Photos: All of the small-scale water control structures shown in the photos have been used for decades on the west side of the lower Vermilion River by landowners to manage water levels and protect their agricultural land from saltwater intrusion.
The upper-left photo shows a water control structure in Palmetto Island State Park that slows and limits the tidal flow coming into the park’s swamp and waterways from the nearby Vermilion River.
LICI believes that large areas of the Abbeville Swamp could once again support significant numbers of Abbeville Red irises if tidal impacts were returned to the conditions that existed before the drainage improvement projects—specifically the construction of Young’s Canal, the Four Mile Cut, and the dredging of Young’s Coulee—undertaken between 1940 and 1969.

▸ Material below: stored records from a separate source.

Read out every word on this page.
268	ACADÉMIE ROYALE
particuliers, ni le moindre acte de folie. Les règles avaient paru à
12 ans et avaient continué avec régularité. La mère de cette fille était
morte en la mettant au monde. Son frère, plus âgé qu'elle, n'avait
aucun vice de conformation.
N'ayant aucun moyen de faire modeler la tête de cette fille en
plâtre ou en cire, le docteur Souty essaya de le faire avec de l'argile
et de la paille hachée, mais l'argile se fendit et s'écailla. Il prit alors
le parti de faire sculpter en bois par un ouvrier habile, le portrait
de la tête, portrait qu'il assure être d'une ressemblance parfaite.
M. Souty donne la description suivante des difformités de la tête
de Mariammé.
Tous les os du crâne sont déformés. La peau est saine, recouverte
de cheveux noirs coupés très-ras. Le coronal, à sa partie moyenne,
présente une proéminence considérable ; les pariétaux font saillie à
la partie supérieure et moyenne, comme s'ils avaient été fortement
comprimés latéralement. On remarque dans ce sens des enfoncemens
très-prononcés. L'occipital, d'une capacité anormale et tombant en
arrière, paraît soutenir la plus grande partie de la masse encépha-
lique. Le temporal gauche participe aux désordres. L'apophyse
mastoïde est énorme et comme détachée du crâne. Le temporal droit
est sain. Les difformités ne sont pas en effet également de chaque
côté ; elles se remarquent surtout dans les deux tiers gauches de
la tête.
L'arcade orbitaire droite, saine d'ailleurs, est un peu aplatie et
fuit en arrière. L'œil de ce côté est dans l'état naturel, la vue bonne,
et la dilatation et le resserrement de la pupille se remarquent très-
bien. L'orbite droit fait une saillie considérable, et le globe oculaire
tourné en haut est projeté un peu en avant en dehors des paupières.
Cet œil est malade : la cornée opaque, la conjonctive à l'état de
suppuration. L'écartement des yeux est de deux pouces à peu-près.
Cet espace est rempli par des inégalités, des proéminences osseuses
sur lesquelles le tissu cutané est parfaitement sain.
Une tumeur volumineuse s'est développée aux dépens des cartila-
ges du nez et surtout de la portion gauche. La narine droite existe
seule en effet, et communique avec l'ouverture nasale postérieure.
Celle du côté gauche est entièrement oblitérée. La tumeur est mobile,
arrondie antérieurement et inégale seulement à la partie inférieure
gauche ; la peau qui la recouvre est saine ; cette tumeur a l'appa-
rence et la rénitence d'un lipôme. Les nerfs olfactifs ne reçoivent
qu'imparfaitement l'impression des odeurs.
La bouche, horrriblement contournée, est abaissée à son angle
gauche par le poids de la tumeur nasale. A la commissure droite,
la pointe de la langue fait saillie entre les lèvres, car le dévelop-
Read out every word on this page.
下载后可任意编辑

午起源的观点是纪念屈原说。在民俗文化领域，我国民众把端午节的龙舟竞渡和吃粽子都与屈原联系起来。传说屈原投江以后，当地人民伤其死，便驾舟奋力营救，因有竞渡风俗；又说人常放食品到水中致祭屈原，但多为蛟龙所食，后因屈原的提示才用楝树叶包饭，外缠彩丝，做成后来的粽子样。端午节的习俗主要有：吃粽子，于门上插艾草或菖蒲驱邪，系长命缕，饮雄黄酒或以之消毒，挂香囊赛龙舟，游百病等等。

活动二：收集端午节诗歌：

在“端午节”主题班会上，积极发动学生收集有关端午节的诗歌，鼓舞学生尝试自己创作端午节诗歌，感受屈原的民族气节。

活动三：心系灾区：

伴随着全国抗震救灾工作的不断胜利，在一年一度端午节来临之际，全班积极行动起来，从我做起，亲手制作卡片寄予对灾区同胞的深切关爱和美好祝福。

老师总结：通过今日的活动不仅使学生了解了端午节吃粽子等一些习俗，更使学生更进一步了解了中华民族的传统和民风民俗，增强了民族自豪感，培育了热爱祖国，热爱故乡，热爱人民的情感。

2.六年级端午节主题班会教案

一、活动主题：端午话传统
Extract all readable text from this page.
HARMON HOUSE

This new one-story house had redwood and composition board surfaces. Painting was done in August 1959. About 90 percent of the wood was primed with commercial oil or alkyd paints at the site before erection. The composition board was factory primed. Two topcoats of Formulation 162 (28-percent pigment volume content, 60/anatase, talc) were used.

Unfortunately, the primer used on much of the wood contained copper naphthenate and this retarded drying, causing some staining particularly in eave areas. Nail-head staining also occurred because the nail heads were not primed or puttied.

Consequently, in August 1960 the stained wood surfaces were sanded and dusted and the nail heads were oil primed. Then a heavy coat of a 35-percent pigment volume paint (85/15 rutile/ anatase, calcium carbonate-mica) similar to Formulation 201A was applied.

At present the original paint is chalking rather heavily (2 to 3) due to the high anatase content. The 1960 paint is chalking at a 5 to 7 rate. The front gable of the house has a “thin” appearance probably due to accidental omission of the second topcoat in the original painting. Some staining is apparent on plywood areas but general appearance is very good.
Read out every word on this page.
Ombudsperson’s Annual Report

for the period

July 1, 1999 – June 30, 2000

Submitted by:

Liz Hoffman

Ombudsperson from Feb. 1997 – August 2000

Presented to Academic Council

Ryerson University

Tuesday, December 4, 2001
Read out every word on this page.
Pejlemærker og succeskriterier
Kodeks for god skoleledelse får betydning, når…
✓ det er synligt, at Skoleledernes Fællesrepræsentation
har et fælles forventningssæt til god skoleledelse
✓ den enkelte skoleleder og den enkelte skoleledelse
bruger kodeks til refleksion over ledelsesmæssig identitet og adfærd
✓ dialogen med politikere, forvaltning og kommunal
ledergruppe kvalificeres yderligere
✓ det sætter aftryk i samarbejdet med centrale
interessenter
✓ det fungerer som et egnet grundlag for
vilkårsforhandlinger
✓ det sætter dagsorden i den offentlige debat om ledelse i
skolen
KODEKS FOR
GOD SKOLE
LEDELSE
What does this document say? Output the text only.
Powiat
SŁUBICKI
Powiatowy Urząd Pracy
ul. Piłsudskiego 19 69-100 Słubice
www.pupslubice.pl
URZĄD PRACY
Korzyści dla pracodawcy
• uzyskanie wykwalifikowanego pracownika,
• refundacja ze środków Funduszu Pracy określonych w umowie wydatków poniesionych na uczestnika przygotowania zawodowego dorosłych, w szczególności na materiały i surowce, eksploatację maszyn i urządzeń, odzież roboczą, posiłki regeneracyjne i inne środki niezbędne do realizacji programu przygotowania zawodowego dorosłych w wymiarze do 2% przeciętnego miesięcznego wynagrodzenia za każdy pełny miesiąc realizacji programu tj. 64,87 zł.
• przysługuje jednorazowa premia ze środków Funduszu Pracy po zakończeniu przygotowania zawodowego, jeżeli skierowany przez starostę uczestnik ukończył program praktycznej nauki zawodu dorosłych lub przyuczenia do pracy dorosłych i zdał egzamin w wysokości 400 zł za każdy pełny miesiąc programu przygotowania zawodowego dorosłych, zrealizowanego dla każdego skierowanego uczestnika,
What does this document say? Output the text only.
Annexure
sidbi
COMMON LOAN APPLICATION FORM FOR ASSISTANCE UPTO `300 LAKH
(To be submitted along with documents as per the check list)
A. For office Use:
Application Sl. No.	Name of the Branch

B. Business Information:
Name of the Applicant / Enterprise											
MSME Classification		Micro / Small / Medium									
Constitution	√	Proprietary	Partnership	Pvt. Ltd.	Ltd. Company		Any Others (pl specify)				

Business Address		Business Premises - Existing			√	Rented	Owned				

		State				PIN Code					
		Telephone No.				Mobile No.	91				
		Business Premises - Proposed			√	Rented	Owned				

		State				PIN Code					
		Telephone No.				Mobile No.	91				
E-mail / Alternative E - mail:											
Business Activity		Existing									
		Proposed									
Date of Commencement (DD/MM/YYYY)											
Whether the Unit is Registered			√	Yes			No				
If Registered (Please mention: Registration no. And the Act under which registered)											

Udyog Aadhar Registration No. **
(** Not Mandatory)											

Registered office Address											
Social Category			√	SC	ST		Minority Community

Because the Abbeville Swamp now has many individual landowners, funding and organizing the installation of water control structures on a large scale would be a major challenge. For this reason, LICI has decided to focus its efforts on one landowner with whom they already have a strong partnership. The goal is to help them find funding to design, permit and install structures in five openings to protect several hundred acres of their swamp from the large daily fluctuations in tidal flow and to keep saltwater out during droughts.